The Universal Credit, which wasn't specified in the Conservative manifesto, is Duncan Smith's compulsion.  Essentially, it aims to roll up six tax credits or benefits (or parts of them) into one single payment which will improve incentives to work.  A pathfinder begins in the spring and the project goes live in the autumn. The Work and Pensions Secretary has concentrated his efforts on making it work, and this has been part of the plan for the start.  Chris Grayling, on appointment as Employment Minister, was told by Cameron that he would effectively co-run the department.

This devolution of responsibility has helped made the department a pleasant place to work.  Grayling was given full rein to run the Work Programme - which is not without its problems - and was eventually promoted to the Cabinet.  I hear bracing tales of how pleasant Duncan Smith is to work for, how his "door is always open", and how, unlike some other Secretaries of State, he doesn't try to grab all the good news for himself and palm all the bad news off on others.  True, he can go on a bit - but nothing new there, as I remember from working with him myself.

And, oddly enough, the man whose roots are in the party's right runs what is probably the most Coalition-friendly department in government.  He shares a Christian faith with Steve Webb, the Liberal Democrat pensions minister - and in any event Webb's ideal of a more simple, less mean-testing reliant pensions system fits harmoniously with the Tory view.  Duncan Smith brings other pluses with him.  While he is not exactly a loyalist, he hasn't caused trouble for Cameron over, say, the EU or same-sex marriage.

In the latter case, he seems to believe that same sex marriage is a price worth paying for marriage tax breaks - the grand bargain championed by my colleague (and his former one) Tim Montgomerie.
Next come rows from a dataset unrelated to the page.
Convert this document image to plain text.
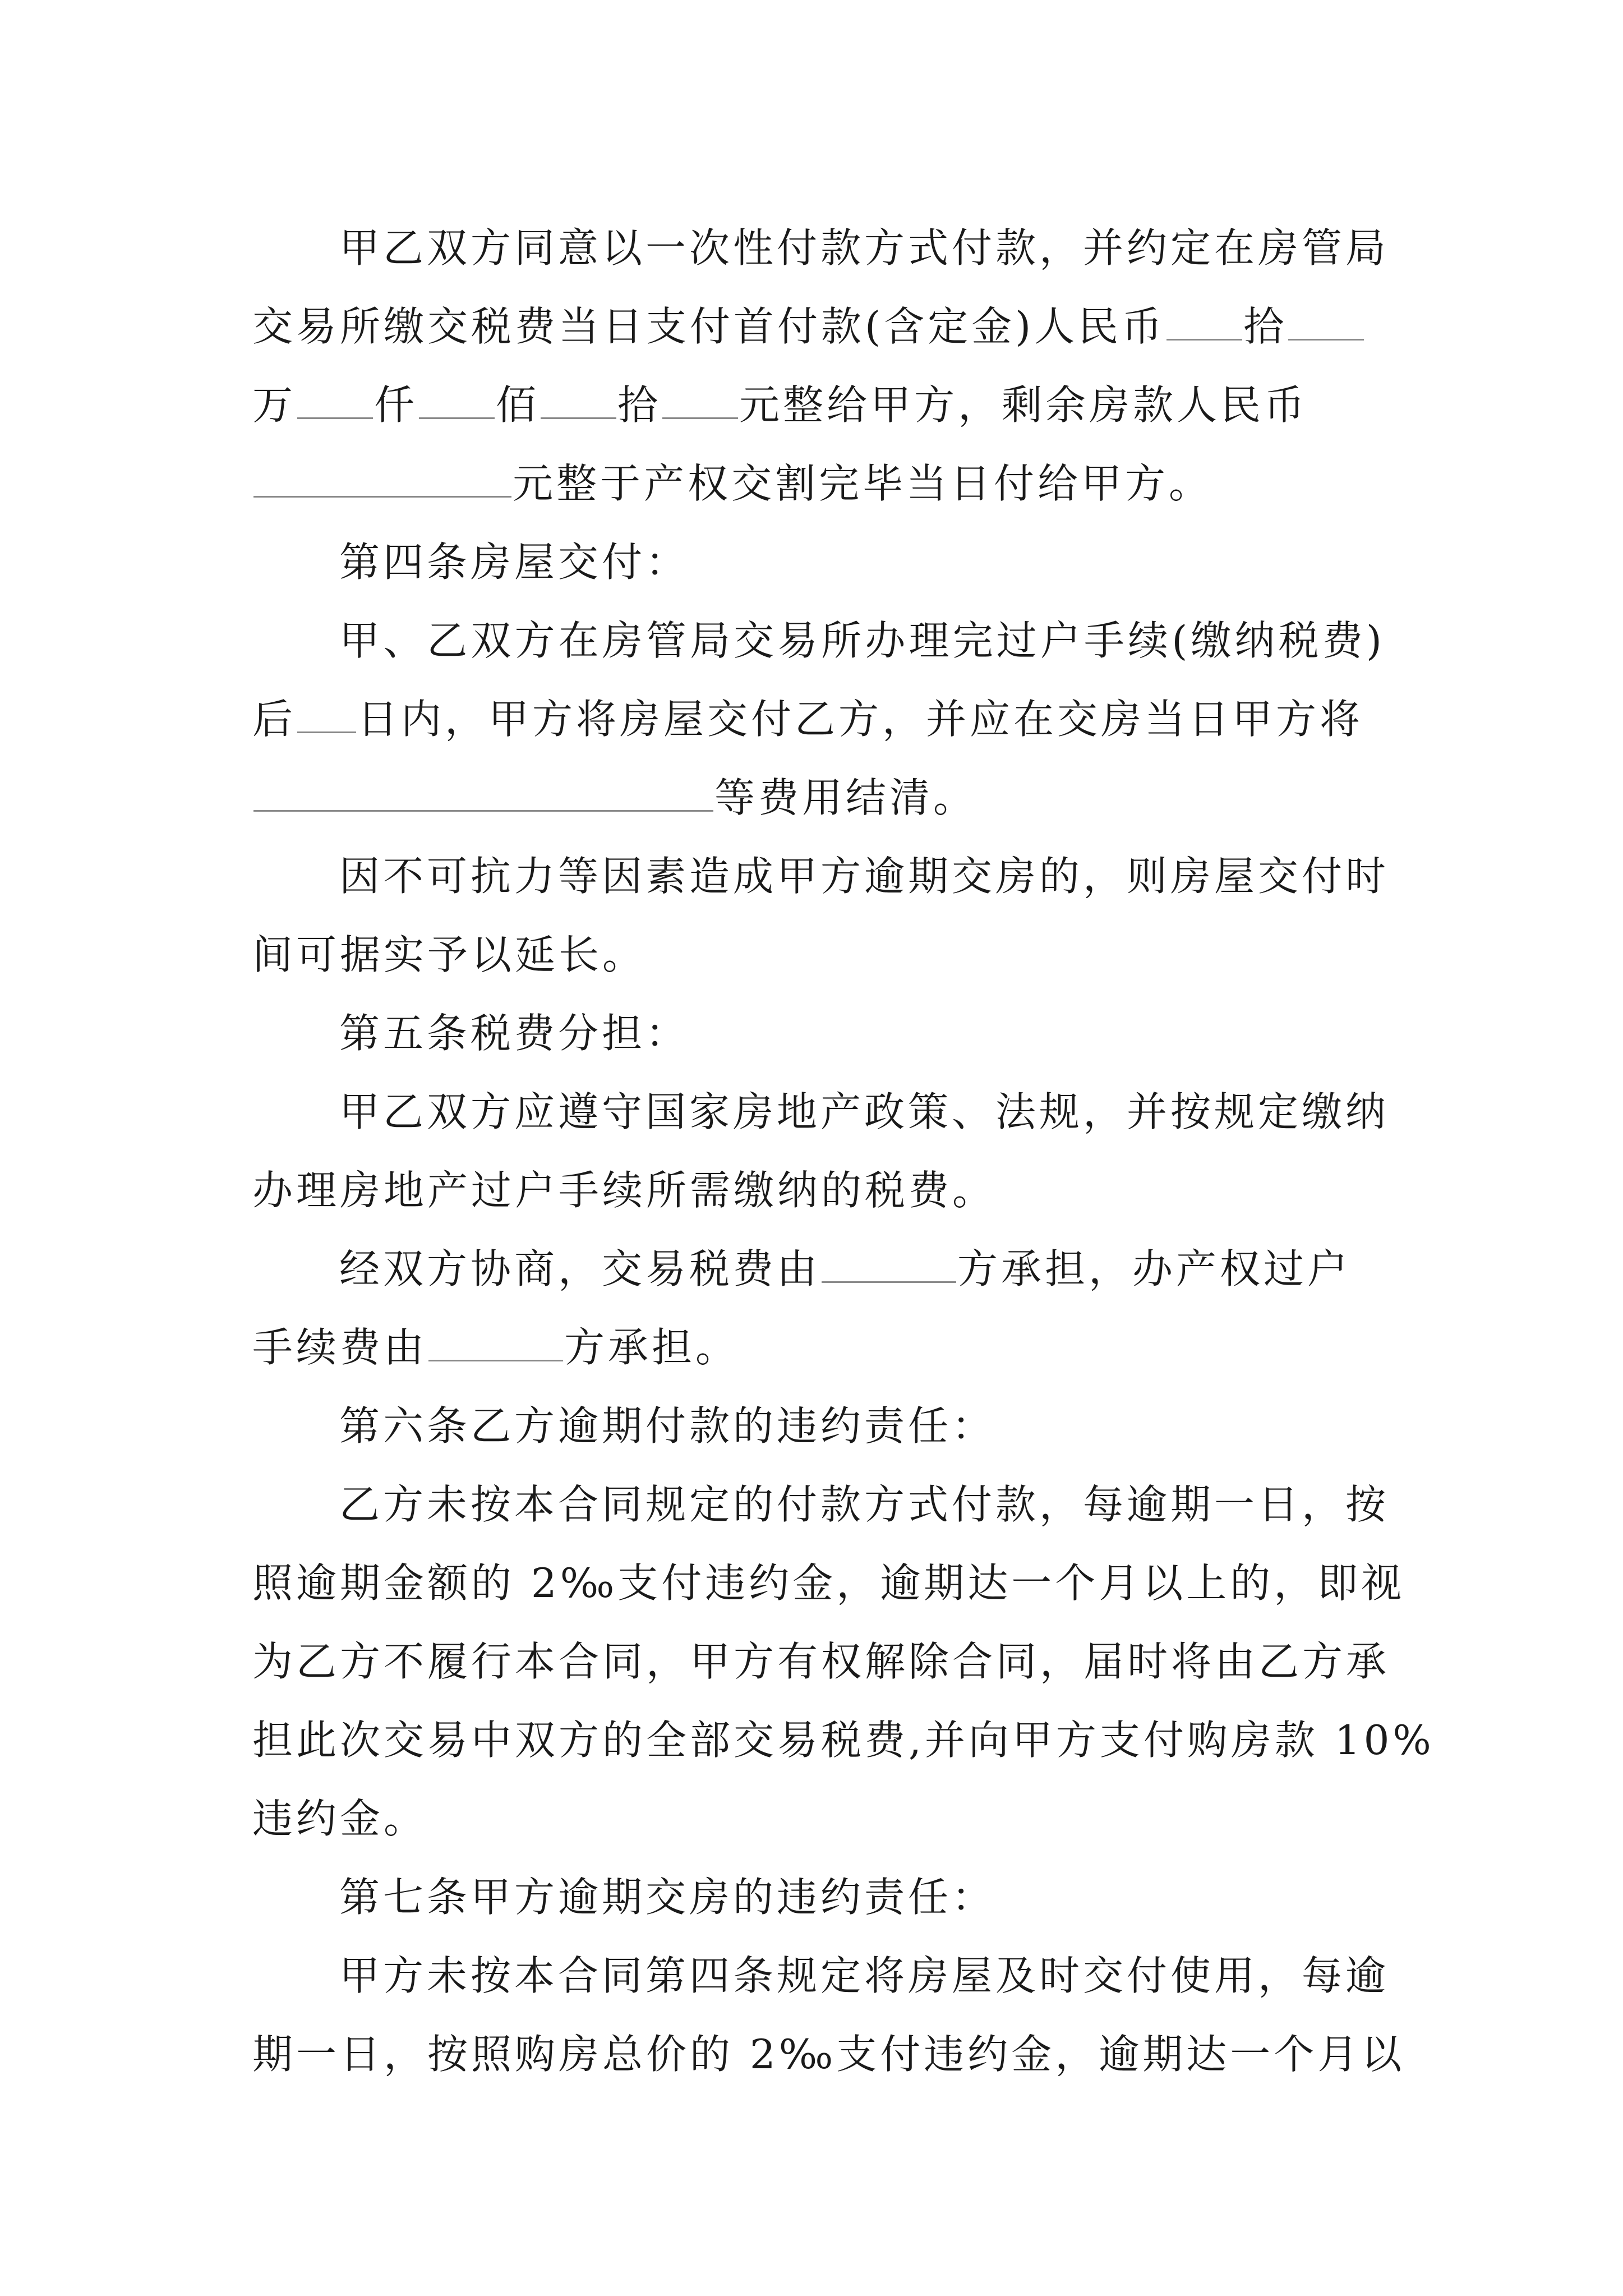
甲乙双方同意以一次性付款方式付款，并约定在房管局
交易所缴交税费当日支付首付款(含定金)人民币 拾
万 仟 佰 拾 元整给甲方，剩余房款人民币
元整于产权交割完毕当日付给甲方。
第四条房屋交付：
甲、乙双方在房管局交易所办理完过户手续(缴纳税费)
后 日内，甲方将房屋交付乙方，并应在交房当日甲方将
等费用结清。
因不可抗力等因素造成甲方逾期交房的，则房屋交付时
间可据实予以延长。
第五条税费分担：
甲乙双方应遵守国家房地产政策、法规，并按规定缴纳
办理房地产过户手续所需缴纳的税费。
经双方协商，交易税费由	方承担，办产权过户
手续费由	方承担。
第六条乙方逾期付款的违约责任：
乙方未按本合同规定的付款方式付款，每逾期一日，按
照逾期金额的 2‰支付违约金，逾期达一个月以上的，即视
为乙方不履行本合同，甲方有权解除合同，届时将由乙方承
担此次交易中双方的全部交易税费,并向甲方支付购房款 10%
违约金。
第七条甲方逾期交房的违约责任：
甲方未按本合同第四条规定将房屋及时交付使用，每逾
期一日，按照购房总价的 2‰支付违约金，逾期达一个月以
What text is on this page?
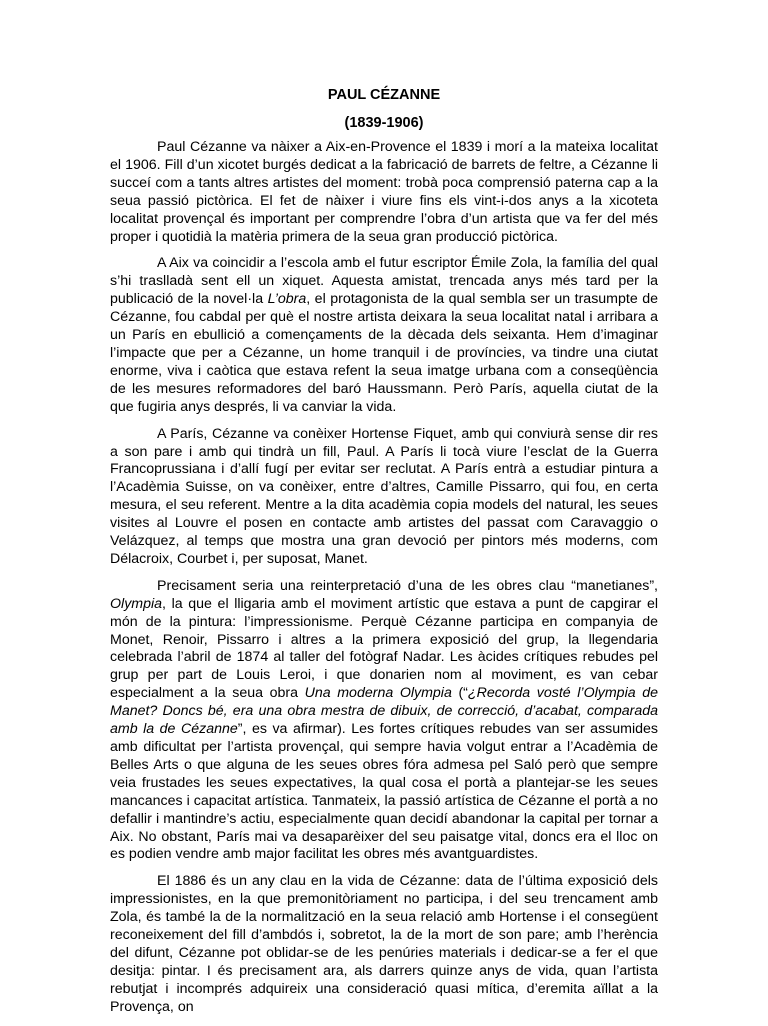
PAUL CÉZANNE
(1839-1906)

Paul Cézanne va nàixer a Aix-en-Provence el 1839 i morí a la mateixa localitat el 1906. Fill d’un xicotet burgés dedicat a la fabricació de barrets de feltre, a Cézanne li succeí com a tants altres artistes del moment: trobà poca comprensió paterna cap a la seua passió pictòrica. El fet de nàixer i viure fins els vint-i-dos anys a la xicoteta localitat provençal és important per comprendre l’obra d’un artista que va fer del més proper i quotidià la matèria primera de la seua gran producció pictòrica.

A Aix va coincidir a l’escola amb el futur escriptor Émile Zola, la família del qual s’hi traslladà sent ell un xiquet. Aquesta amistat, trencada anys més tard per la publicació de la novel·la L’obra, el protagonista de la qual sembla ser un trasumpte de Cézanne, fou cabdal per què el nostre artista deixara la seua localitat natal i arribara a un París en ebullició a començaments de la dècada dels seixanta. Hem d’imaginar l’impacte que per a Cézanne, un home tranquil i de províncies, va tindre una ciutat enorme, viva i caòtica que estava refent la seua imatge urbana com a conseqüència de les mesures reformadores del baró Haussmann. Però París, aquella ciutat de la que fugiria anys després, li va canviar la vida.

A París, Cézanne va conèixer Hortense Fiquet, amb qui conviurà sense dir res a son pare i amb qui tindrà un fill, Paul. A París li tocà viure l’esclat de la Guerra Francoprussiana i d’allí fugí per evitar ser reclutat. A París entrà a estudiar pintura a l’Acadèmia Suisse, on va conèixer, entre d’altres, Camille Pissarro, qui fou, en certa mesura, el seu referent. Mentre a la dita acadèmia copia models del natural, les seues visites al Louvre el posen en contacte amb artistes del passat com Caravaggio o Velázquez, al temps que mostra una gran devoció per pintors més moderns, com Délacroix, Courbet i, per suposat, Manet.

Precisament seria una reinterpretació d’una de les obres clau “manetianes”, Olympia, la que el lligaria amb el moviment artístic que estava a punt de capgirar el món de la pintura: l’impressionisme. Perquè Cézanne participa en companyia de Monet, Renoir, Pissarro i altres a la primera exposició del grup, la llegendaria celebrada l’abril de 1874 al taller del fotògraf Nadar. Les àcides crítiques rebudes pel grup per part de Louis Leroi, i que donarien nom al moviment, es van cebar especialment a la seua obra Una moderna Olympia (“¿Recorda vosté l’Olympia de Manet? Doncs bé, era una obra mestra de dibuix, de correcció, d’acabat, comparada amb la de Cézanne”, es va afirmar). Les fortes crítiques rebudes van ser assumides amb dificultat per l’artista provençal, qui sempre havia volgut entrar a l’Acadèmia de Belles Arts o que alguna de les seues obres fóra admesa pel Saló però que sempre veia frustades les seues expectatives, la qual cosa el portà a plantejar-se les seues mancances i capacitat artística. Tanmateix, la passió artística de Cézanne el portà a no defallir i mantindre’s actiu, especialmente quan decidí abandonar la capital per tornar a Aix. No obstant, París mai va desaparèixer del seu paisatge vital, doncs era el lloc on es podien vendre amb major facilitat les obres més avantguardistes.

El 1886 és un any clau en la vida de Cézanne: data de l’última exposició dels impressionistes, en la que premonitòriament no participa, i del seu trencament amb Zola, és també la de la normalització en la seua relació amb Hortense i el consegüent reconeixement del fill d’ambdós i, sobretot, la de la mort de son pare; amb l’herència del difunt, Cézanne pot oblidar-se de les penúries materials i dedicar-se a fer el que desitja: pintar. I és precisament ara, als darrers quinze anys de vida, quan l’artista rebutjat i incomprés adquireix una consideració quasi mítica, d’eremita aïllat a la Provença, on
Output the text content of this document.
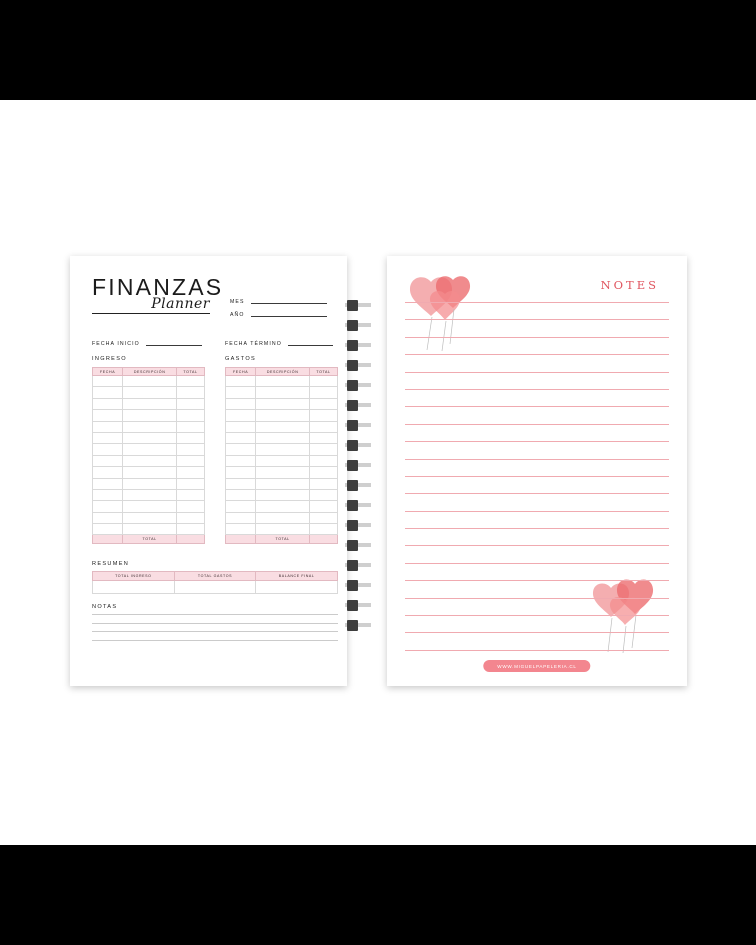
FINANZAS
Planner	MES
AÑO
FECHA INICIO	FECHA TÉRMINO
INGRESO
FECHA	DESCRIPCIÓN	TOTAL

	TOTAL	
GASTOS
FECHA	DESCRIPCIÓN	TOTAL

	TOTAL	
RESUMEN
TOTAL INGRESO	TOTAL GASTOS	BALANCE FINAL

NOTAS
NOTES
WWW.MIGUELPAPELERIA.CL
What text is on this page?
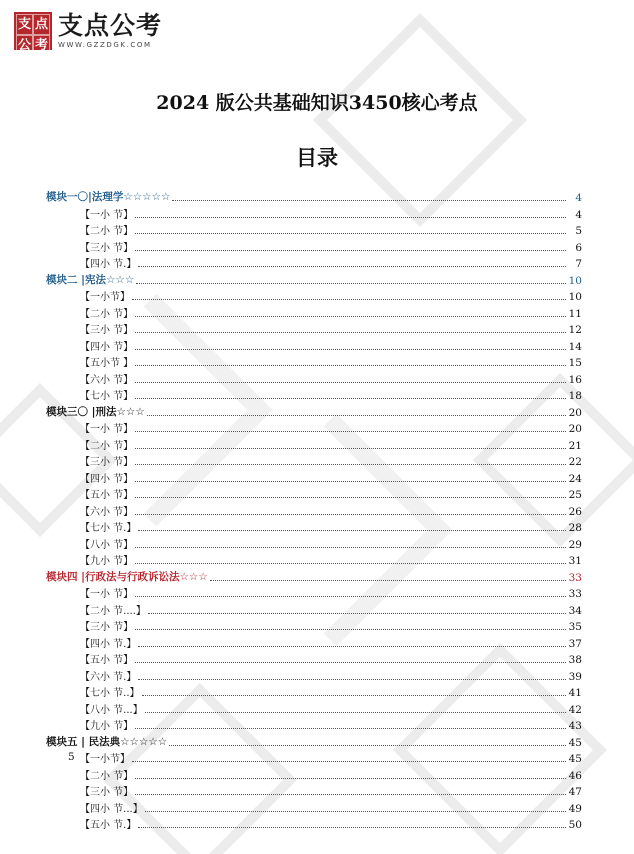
支 点
公 考
支点公考
WWW.GZZDGK.COM
2024 版公共基础知识3450核心考点
目录
模块一〇|法理学☆☆☆☆☆	4
【一小 节】	4
【二小 节】	5
【三小 节】	6
【四小 节.】	7
模块二 |宪法☆☆☆	10
【一小节】	10
【二小 节】	11
【三小 节】	12
【四小 节】	14
【五小节 】	15
【六小 节】	16
【七小 节】	18
模块三〇 |刑法☆☆☆	20
【一小 节】	20
【二小 节】	21
【三小 节】	22
【四小 节】	24
【五小 节】	25
【六小 节】	26
【七小 节.】	28
【八小 节】	29
【九小 节】	31
模块四 |行政法与行政诉讼法☆☆☆	33
【一小 节】	33
【二小 节....】	34
【三小 节】	35
【四小 节.】	37
【五小 节】	38
【六小 节.】	39
【七小 节..】	41
【八小 节...】	42
【九小 节】	43
模块五 | 民法典☆☆☆☆☆	45
【一小节】	45
5
【二小 节】	46
【三小 节】	47
【四小 节...】	49
【五小 节.】	50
But there is more to his new equanimity than that.  "I never get demoralised these days," he said recently.  "After all, I've been leader of the Conservative Party".  He meant it.  Duncan Smith has journeyed into the Valley of the Shadow of Death and returned.  He is in that blessed state whereby no political sorrow can touch him further.

The Work and Pensions Secretary thus has an understanding born from experience of the trials of being party leader which makes him more kindly disposed to Cameron.  No wonder that, with Hague and Ken Clarke, he is one of the team of seven Tory big hitters who advise the Prime Minister and part-fill the function that Cabinet used to.  But there is a further reason why, unlike his friend Owen Paterson, this former Maastricht rebel hasn't pushed the boat out on the E.U, and it takes me back to where I started: to the Universal Credit.

What brought Duncan Smith back from the land of the political dead was his passion for social justice - an aspect of his leadership which may have been forgotten by others but certainly isn't by him.  His journey from exile through the Centre for Social Justice is too well-known to re-tell, but it has won him respect from across the political spectrum, and beyond it.  Labour has always tried to de-legitimise its opponents but, even in this post-banking crisis world, Duncan Smith's moral standing remains somehow unassailable.  Interviewers treat him with respect.

This explains why Cameron, as he had hinted before the 2010 election, bought Duncan Smith back into government.  There have been some spiky moments since with the Treasury over welfare savings, and the Work and Pensions Secretary, who sees the benefits freeze as regrettable necessity, is cool about the Grant Shapps-led attempt to frame it is strivers versus scroungers.  Cameron and George wanted to move Duncan Smith to justice in the last reshuffle, partly as a way of reassuring the right over falling prison numbers.

But he is still at Work and Pensions and the Univeral Credit is on its way.  After a spell on the Opposition front bench shadowing tax credits and an inquiry on a Select Committee into the Child Support Agency, I'm incapable of optimisim about projects that rely on real time reporting and government computer programmes.  I hope I am wrong.  I admire Duncan Smith very much.  He is taking the fight to Labour on tax credits.  This latter-day Wilberforce has been grafting away at the problem of poverty for so long as to grasp the detail.

Then again, of course, Wilberforce wasn't relying on a government computer programme to help abolish the slave trade.